| Période de fabrication : 1900-1924 | Fabricant : E. Ducretet ; E. DUCRETET | |
| Domaines : Informatique et Communication | Sous-domaines : Télécommunication | |
| Organisme : Cnam Champagne-Ardenne | Ville : Reims | |
| Modèle : | Matériaux : Bois, Laiton |
Description
La clef télégraphique Ducretet est formée d’une pièce de bois sur laquelle est fixé un levier en laiton muni d’une poignée, la clef, mobile autour d’un axe horizontal. Sous la clef, un peu en retrait de la poignée, se trouve une pointe qui, lorsqu’on appuie sur la poignée, vient faire contact avec une pièce de métal fixée sur le socle en bois, l’enclume. A l’autre extrémité, une vis traverse la clef et sa pointe vient elle aussi faire contact avec une enclume fixée sur le socle. Un ressort de métal situé à proximité de l’axe de la clef, du côté de la poignée, maintient cette vis appuyée contre l’enclume en position de repos. En vissant ou en dévissant la vis, il est possible de régler sa hauteur et donc de moduler la longueur du chemin à parcourir pour que la pointe située du côté de la poignée entre en contact avec l’enclume correspondante.
La clef télégraphique comporte trois bornes de connexion munies de vis de pression permettant d’assurer le contact.
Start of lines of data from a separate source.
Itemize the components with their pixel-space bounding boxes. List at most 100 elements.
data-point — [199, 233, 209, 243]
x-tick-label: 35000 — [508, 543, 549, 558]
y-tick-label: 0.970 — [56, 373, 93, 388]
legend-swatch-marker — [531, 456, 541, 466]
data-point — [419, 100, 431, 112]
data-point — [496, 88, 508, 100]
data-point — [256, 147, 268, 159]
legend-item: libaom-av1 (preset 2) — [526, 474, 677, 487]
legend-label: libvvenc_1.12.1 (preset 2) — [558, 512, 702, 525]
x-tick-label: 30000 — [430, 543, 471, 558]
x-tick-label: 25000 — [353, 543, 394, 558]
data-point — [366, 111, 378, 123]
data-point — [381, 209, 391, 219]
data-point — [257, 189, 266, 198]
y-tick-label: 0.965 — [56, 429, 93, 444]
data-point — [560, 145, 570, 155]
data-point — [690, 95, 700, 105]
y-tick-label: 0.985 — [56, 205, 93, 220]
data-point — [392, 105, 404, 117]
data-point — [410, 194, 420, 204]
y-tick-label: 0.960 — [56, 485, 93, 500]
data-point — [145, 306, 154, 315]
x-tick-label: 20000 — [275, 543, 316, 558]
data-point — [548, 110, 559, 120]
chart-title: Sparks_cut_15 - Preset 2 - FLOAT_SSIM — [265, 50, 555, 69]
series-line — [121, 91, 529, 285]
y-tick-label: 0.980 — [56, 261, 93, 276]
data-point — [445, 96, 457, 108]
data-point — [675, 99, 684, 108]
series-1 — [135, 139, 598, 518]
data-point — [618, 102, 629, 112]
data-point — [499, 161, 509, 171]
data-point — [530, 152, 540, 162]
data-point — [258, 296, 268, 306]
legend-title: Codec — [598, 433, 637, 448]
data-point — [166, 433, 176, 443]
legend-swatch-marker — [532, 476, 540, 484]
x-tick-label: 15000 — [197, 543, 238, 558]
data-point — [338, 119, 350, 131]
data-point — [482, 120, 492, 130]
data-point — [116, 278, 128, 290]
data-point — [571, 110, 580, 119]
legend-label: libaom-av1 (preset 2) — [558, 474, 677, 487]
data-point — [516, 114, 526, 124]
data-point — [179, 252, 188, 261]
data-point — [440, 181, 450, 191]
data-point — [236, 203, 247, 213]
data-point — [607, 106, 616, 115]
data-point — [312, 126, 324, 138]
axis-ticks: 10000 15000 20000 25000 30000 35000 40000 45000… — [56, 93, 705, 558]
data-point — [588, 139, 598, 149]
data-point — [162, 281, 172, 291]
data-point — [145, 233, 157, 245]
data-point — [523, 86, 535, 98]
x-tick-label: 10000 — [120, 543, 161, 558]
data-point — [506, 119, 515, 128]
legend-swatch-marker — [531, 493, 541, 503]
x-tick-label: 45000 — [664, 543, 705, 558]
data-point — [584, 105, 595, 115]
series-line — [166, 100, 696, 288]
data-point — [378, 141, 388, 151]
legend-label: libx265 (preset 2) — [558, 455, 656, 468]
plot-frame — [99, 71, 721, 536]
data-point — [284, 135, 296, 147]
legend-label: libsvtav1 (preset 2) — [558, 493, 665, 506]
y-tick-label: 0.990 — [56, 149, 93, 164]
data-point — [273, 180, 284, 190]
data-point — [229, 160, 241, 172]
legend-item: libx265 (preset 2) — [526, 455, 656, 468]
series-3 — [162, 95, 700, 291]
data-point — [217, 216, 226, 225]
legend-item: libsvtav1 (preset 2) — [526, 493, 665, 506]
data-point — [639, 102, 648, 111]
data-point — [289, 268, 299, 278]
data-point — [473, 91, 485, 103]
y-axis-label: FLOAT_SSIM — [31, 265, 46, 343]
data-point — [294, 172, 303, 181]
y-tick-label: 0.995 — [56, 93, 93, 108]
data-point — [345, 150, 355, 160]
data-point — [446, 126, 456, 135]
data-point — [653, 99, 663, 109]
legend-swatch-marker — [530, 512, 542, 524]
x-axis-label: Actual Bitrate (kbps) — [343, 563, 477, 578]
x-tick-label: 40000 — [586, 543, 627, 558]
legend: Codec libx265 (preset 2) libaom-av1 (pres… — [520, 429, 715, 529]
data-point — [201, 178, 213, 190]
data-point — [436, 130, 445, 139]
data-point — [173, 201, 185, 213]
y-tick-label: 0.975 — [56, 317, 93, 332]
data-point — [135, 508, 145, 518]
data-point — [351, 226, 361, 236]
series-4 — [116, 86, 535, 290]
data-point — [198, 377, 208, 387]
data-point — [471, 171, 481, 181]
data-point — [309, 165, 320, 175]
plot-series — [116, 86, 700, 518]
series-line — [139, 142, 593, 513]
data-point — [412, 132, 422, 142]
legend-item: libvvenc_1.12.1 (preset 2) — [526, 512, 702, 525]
La première borne, que nous désignerons par la lettre P, est reliée à l’enclume située sous la poignée de la clef, la seconde L est reliée à l’axe de la clef, enfin la troisième A est reliée à la seconde enclume. Pour utiliser la clef télégraphique, la borne P doit être raccordée à un des pôles d’une pile dont l’autre pôle communique avec le sol, la borne L à la ligne télégraphique qui transmet les signaux entre deux stations et la borne A au récepteur télégraphique.
Lorsque la clef télégraphique est au repos, la vis qui la traverse est maintenue appuyée sur l’enclume. Le courant qui vient de la ligne par la borne L traverse le levier et est transmis au récepteur via la borne A. On dit que la clef est fermée, la ligne communique avec le récepteur et celui-ci peut recevoir les signaux. En appuyant sur la poignée, le contact est rompu entre la vis et l’enclume antérieure, tandis que la pointe métallique située sous la poignée vient presser l’enclume postérieure. Le courant qui vient de la pile par la borne P traverse le levier et est alors envoyé dans la ligne via la borne L, on dit que la clef est ouverte.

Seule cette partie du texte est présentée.